There was no threat for the population. No emissions of volcanic dust were registered in neighbouring villages.
The volcano spewed ash at 03:45 local time (19:45 Moscow time on April 18).
At present, an earthquake lasting for more than 20 minutes was registered at the volcano.
Reports on ash emissions from Shiveluch have been made daily since April 16. The strongest ash cloud spewed by the volcano to an altitude of 9.5 kilometers above sea level was registered on April 17.
The Shiveluch volcano has been showing high activity for around four weeks, said Nikolai Seliverstov, the deputy director for research work of the Institute of Volcanology and Seismology, the Russian Academy of Sciences’ Far Eastern department.
“This is a normal state for Shiveluch and nothing extraordinary is happening,” he said noting that “there are no preconditions for catastrophic eruptions of the volcano.”
Seliverstov explained that Shiveluch’s crater constantly grows and destroys its lava dome. Ash spewed into atmosphere mainly falls at the volcano’s foot.

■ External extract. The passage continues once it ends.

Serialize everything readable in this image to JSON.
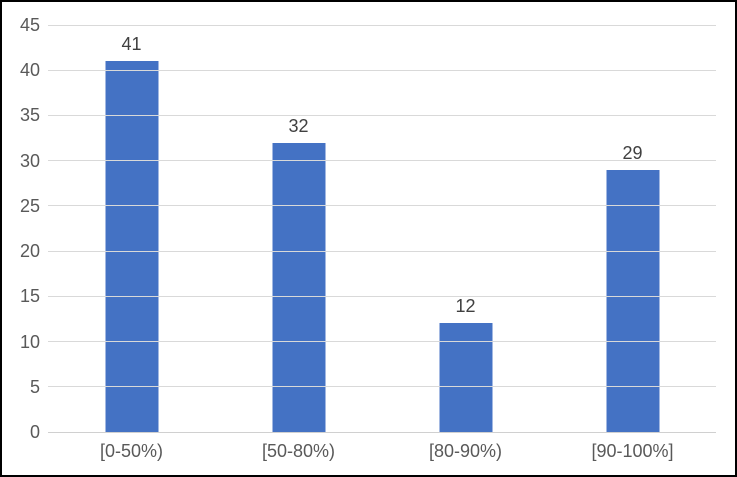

Shiveluch is the northernmost active volcano on the Kamchatka Peninsula. It is located 450 kilometers northeast of Petropavlovsk-Kamchatsky. Catastrophic eruptions took place in 1864 and 1964, when a large part of the lava dome collapsed and created a devastating debris avalanche. Specialists have been continuously monitoring the volcano for more than 30 years.